Malaysia Pacific Corp Bhd (MPCorp) has until Dec 31 this year to submit a regularisation plan to Bursa Malaysia, failing which its shares will be suspended and delisted.

Considering that MPCorp’s shares were last traded at nine sen — below its net asset value per share of 19 sen as at June 30 — the market seems to have written off the company, although it owns Wisma MPL, which is located in a prime area of Kuala Lumpur. While there are issues with the strata title, the building is being sold for RM189 million. This compares with MPCorp’s market capitalisation of RM25.9 million.

Recall that MPCorp fell into Practice Note 17 (PN17) category on Dec 1, 2014, which means that the management and board have not been able to turn the company around in the last five years.

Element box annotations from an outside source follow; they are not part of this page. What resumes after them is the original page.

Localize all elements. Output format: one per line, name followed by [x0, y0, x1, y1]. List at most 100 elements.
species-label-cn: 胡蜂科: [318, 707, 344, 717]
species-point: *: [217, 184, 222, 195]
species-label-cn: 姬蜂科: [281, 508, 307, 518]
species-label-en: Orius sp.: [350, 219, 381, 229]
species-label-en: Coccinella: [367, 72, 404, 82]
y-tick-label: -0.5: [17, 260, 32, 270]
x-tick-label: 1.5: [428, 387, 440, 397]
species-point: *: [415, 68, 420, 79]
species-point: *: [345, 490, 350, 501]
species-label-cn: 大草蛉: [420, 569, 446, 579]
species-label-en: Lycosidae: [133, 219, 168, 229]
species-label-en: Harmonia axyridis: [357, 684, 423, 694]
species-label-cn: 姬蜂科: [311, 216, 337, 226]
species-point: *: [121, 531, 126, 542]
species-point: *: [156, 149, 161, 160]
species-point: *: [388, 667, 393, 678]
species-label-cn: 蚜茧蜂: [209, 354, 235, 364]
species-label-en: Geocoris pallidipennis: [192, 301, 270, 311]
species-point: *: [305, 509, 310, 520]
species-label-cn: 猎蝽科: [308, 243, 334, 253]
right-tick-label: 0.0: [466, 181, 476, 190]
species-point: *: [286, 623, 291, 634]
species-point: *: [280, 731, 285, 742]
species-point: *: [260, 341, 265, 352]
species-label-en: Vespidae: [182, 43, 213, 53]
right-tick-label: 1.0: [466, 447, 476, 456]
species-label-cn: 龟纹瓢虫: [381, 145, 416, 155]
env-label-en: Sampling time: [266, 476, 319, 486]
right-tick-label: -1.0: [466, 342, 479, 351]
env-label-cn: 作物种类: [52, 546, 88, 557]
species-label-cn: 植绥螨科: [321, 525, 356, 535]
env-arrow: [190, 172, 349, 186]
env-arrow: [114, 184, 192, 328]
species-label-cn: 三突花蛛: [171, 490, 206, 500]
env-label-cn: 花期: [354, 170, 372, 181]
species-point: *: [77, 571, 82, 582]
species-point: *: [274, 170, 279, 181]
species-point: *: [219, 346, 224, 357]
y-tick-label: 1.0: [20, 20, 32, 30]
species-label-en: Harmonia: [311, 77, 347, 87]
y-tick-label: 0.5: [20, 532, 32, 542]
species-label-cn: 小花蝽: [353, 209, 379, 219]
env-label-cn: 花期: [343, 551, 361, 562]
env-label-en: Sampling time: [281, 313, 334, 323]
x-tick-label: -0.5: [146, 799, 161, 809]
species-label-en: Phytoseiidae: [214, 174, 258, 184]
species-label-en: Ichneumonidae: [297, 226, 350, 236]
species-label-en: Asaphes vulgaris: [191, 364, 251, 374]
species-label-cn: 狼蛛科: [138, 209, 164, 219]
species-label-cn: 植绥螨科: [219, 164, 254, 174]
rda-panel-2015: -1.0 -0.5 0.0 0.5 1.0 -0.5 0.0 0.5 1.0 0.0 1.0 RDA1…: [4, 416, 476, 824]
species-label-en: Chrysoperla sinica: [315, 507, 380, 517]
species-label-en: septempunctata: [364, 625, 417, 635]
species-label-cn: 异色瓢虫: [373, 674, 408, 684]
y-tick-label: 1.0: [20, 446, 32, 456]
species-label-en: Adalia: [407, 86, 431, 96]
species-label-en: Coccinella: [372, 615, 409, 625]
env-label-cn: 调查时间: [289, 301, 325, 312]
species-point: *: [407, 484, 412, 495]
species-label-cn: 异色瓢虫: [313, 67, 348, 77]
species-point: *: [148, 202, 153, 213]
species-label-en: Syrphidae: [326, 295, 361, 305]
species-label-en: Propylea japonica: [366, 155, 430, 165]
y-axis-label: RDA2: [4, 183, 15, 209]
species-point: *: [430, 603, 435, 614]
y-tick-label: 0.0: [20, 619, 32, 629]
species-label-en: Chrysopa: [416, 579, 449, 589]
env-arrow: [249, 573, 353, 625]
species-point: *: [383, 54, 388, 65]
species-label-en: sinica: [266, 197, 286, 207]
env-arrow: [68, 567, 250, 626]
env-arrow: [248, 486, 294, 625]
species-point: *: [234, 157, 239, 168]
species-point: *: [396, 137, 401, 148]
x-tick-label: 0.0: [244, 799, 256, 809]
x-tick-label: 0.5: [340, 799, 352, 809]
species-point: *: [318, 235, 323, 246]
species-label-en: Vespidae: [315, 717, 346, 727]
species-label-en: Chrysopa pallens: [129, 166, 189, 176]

Since 2011, MPCorp has not been able to make any profit except in FY2013, but that was from a revaluation surplus of investment properties, among others. In FY2019, net loss came up to RM81.07 million on revenue of RM14.63 million.

Still, MPCorp paid out RM2.46 million collectively to its vice-chairman and executive director Kong Yuk Chu and her children, CEO and executive director Charles Ch’ng Soon Sen and executive director Ch’ng Se Hua.

Note that Kong and her husband Datuk Bill Ch’ng Poh @ Ch’ng Chong Poh control 51.36% equity interest in MPCorp via Top Lander Offshore Inc.

Back-of-the-envelope calculations indicate that the Ch’ngs have been paid at least RM11.45 million by MPCorp since FY2015. Couldn’t some of the money have been used to appoint a professional manager to turn the company’s fortunes around?

Looking at the bleak situation, is there hope for MPCorp’s minorities?